Ideal of nilpotent elements in non-commutative ring.

Question

Let $R$ be a non-commutative ring such that every element is either invertible or nilpotent. I am trying to show that the set of nilpotent elements, denoted $I$, is a two sided ideal, but I am having problems with showing that the sum of two nilpotent elements is nilpotent.

Note that we cannot use the binomial theorem, since we are dealing with a noncommutative ring. Can someone provide me with a tip?

Thank you in advance.

I proved that the product is nilpotent by noting that if $0\neq x\in I$ and $y\in R$ with $x^n=0$, assuming that $xy$ is invertible we get $x^{n-1} = x^{n-1}xy(xy)^{-1} = 0$, which by induction would lead to $x=0$, which is a contradiction.

Answer 1

Let $x\in R$ be nilpotent and $r\in R$ be arbitrary. If $xr$ is not nilpotent, it is invertible, so $xr(xr)^{-1}=1$ and therefore $x$ is right invertible. This is impossible, because from $x^n=0$ and $xy=1$ we get $x^{n-1}=0$, leading to a contradiction.

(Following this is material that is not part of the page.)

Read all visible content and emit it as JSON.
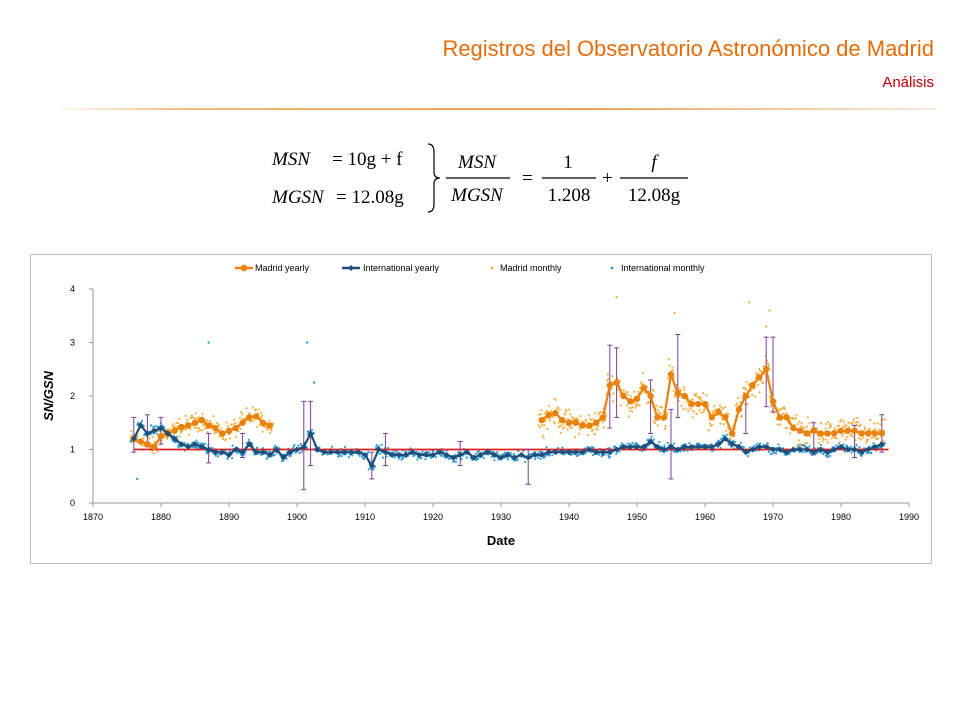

Similarly, $rx$ is nilpotent.

Suppose $x$ and $y$ are nilpotent, but $z=x+y$ is invertible. Then $$ (x+y)z^{-1}=1 $$ and so $$ xz^{-1}=1-yz^{-1} $$ By what we have proved before, we know that $yz^{-1}$ is nilpotent. However, when $a\in R$ is nilpotent, $1-a$ is invertible; indeed, assuming $a^{n+1}=0$, we have $$ (1-a)(1+a+\dots+a^{n})=1-a^{n+1}=1 $$ and similarly on the other side. Therefore $xz^{-1}$ is invertible. Contradiction.

Answer 2

Note: in case you only gave the question a quick glance instead of reading it, note that in this ring every element is either nilpotent or invertible and the OP proved that it follows that if $r$ is nilpotent and $x\in R$ then $xr$ is nilpotent. It follows by a similar argument that if $y$ is another element then $xry$ is nilpotent.

Consider the Jacobson radical of $R$, which is the ideal consisting of all elements $r$ such that for all $x,y\in R$ we have that $1+xry$ is invertible. You have already proven that if $r$ is nilpotent, then so is $xry$. Thus, at least in this ring, if $r$ is nilpotent then it is contained in the Jacobson radical because $1+a$ is invertible whenever $a$ is nilpotent. The Jacobson radical is a proper ideal and hence contains no invertible elements. Thus the Jacobson radical of $R$ consists exactly of the nilpotent elements since every element of $R$ is either nilpotent or invertible. Thus the set of nilpotent elements forms an ideal (namely the Jacobson radical).